Doggie day or Demon’s delight?

Historic AFL grand final for frum footy fans

For decades, shomer Shabbat Jews could not watch the pre-COVID Saturday daytime grand finals at the MCG.

Joseph Gutnick in the early 2000s as Demons president.
David Smorgon ahead of the 2016 Grand Final.
Joseph Gutnick in the early 2000s as Demons president. David Smorgon ahead of the 2016 Grand Final.

SATURDAY’S AFL Grand Final will make Jewish history as the first one in the VFL/AFL’s 124-year history that will be seen from the first bounce by Shabbat-observant Jews in eastern Australia, among them ardent Demons fan and former club president Joseph ‘Yossl’ Gutnick.

For decades, shomer Shabbat Jews could not watch the pre-COVID Saturday daytime grand finals at the MCG, and even last year’s Saturday night final in Brisbane began before Shabbat was out. 

But this year’s decider in Perth, which begins at 7.15pm on the east coast, will see Gutnick, a business magnate and Australian Chabad icon, on his sofa for the opening siren, cheering on his Demons against the Western Bulldogs.

Gutnick, however, won’t be the only Jewish former club president clamouring for victory. Barracking for his rivals, the Doggies, will be fellow businessman and communal stalwart David Smorgon. 

Speaking from Tasmania where he is working on business ventures, Gutnick noted, “There’s not a lot of Jews where I am, but there’s a lot of Melbourne supporters.” 

Lockdown-free, he plans to attend Launceston Synagogue for Shabbat, then watch the match on TV with friends.

The Demons supporter was 12 when Melbourne won its last flag in 1964. When his father, the late Rabbi Chaim Gutnick, was appointed to Elwood Shule in the 1950s and moved the Sydney family south, the Demons and their rising star Ron Barassi were hot properties.

“So who else would you barrack for if you came to Melbourne?” Gutnick reminisced.

A member for 25 years, he served as club president from 1996 to 2001. But when the Demons faced Essendon in the 2000 Grand Final, he couldn’t watch that Saturday afternoon decider.

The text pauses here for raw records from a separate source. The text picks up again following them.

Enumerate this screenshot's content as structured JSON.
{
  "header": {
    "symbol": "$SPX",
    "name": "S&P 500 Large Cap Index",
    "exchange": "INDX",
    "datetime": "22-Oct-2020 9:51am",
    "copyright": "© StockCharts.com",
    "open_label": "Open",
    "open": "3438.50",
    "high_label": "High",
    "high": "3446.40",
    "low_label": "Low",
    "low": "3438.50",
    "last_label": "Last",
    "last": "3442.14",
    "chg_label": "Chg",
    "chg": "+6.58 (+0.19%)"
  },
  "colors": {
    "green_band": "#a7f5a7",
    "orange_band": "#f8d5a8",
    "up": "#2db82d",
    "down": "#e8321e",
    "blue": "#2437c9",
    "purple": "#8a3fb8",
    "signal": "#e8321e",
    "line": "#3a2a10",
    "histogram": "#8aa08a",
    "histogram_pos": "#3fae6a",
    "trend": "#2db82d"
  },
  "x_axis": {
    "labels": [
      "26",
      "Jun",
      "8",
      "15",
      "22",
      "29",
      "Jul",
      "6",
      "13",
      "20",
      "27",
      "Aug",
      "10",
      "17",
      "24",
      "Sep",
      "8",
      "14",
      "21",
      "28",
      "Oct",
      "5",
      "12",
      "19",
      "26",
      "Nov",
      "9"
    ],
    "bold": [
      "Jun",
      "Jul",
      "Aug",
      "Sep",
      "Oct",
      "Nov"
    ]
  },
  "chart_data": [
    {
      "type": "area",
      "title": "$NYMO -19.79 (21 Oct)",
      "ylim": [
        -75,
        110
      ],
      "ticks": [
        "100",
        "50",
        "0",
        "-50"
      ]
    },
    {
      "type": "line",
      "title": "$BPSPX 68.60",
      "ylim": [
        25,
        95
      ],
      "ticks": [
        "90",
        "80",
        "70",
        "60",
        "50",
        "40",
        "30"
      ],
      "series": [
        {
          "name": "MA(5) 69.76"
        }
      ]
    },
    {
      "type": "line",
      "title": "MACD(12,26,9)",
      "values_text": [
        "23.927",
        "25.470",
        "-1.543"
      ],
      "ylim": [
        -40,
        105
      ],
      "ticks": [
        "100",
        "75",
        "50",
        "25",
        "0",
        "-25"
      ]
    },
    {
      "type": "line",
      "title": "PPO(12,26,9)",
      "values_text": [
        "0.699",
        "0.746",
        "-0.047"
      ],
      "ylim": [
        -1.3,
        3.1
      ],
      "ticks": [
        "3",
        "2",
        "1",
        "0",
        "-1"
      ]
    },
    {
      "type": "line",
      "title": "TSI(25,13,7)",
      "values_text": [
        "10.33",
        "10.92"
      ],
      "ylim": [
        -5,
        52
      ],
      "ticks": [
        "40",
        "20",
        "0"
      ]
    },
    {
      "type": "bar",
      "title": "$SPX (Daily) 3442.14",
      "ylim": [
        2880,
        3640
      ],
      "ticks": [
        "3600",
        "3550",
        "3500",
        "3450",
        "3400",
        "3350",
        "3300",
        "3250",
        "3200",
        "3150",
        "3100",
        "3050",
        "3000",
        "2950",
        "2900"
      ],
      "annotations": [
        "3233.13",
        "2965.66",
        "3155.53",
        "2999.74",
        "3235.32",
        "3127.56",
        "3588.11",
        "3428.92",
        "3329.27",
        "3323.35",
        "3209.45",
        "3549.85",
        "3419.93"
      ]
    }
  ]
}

He bears no malice to opponents who triggered his 2001 resignation after differences over the club’s direction, followed by an unsuccessful bid to regain the presidency. “It was a long time ago.”

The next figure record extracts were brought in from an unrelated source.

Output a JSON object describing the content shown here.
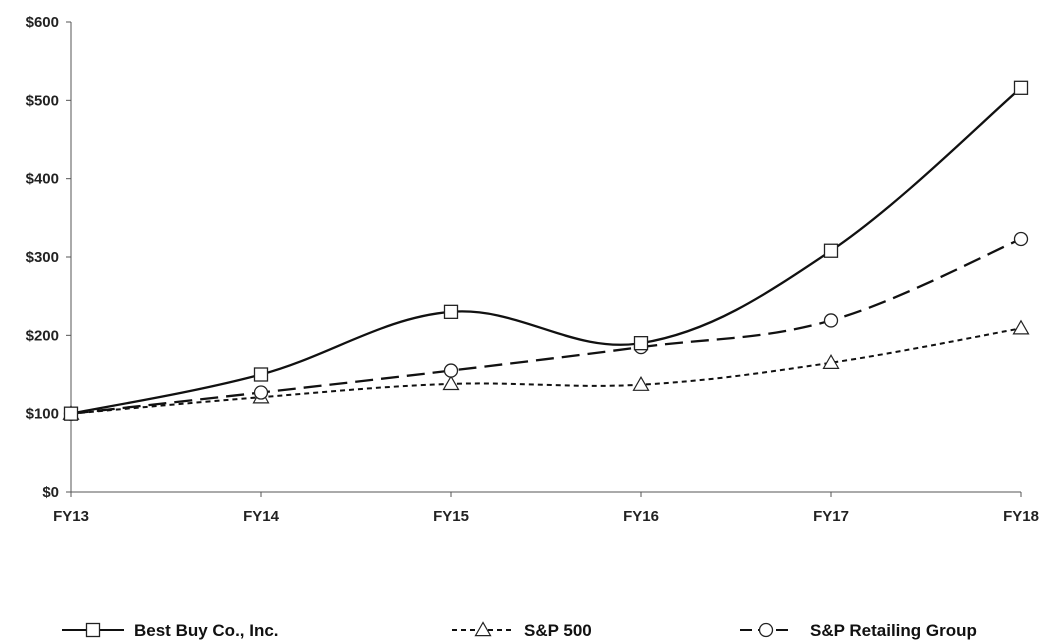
{
  "chart_data": {
    "type": "line",
    "categories": [
      "FY13",
      "FY14",
      "FY15",
      "FY16",
      "FY17",
      "FY18"
    ],
    "series": [
      {
        "name": "Best Buy Co., Inc.",
        "values": [
          100,
          150,
          230,
          190,
          308,
          516
        ],
        "marker": "square",
        "dash": "solid",
        "color": "#111111"
      },
      {
        "name": "S&P 500",
        "values": [
          100,
          121,
          138,
          137,
          165,
          209
        ],
        "marker": "triangle",
        "dash": "dotted",
        "color": "#111111"
      },
      {
        "name": "S&P Retailing Group",
        "values": [
          100,
          127,
          155,
          185,
          219,
          323
        ],
        "marker": "circle",
        "dash": "dashed",
        "color": "#111111"
      }
    ],
    "y_ticks": [
      "$0",
      "$100",
      "$200",
      "$300",
      "$400",
      "$500",
      "$600"
    ],
    "y_tick_values": [
      0,
      100,
      200,
      300,
      400,
      500,
      600
    ],
    "ylim": [
      0,
      600
    ],
    "grid": false,
    "legend_position": "bottom"
  }
}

Asked if the Demons can now win their 13th premiership, Gutnick said, “There’s a passion and a drive. Those are normally points that get you across the line.”

When The AJN asked 1997-2012 Western Bulldogs president Smorgon if the club can snare its third premiership, he chuckled, “I’ve just hung up from Yossl Gutnick who has a different view than me!”

“This is our second Grand Final in five years, and I said to my grandchildren, ‘You’ve been spoiled’. In their time, they’re going to see as many grand finals as I’ve done in my 74 years. I missed the ‘54 Grand Final, I was too young, and in ‘61, when we played Hawthorn, I was at cadet camp,” he recalled.

Smorgon first thought about trying to make it to Perth for the game, but will watch it at home. 

The lifelong supporter was taken to his first Bulldogs match after his father’s cousin, on the club’s committee, invited him in 1954, its first premiership year. Smorgon told The AJN he has been “hooked on the Bulldogs ever since”.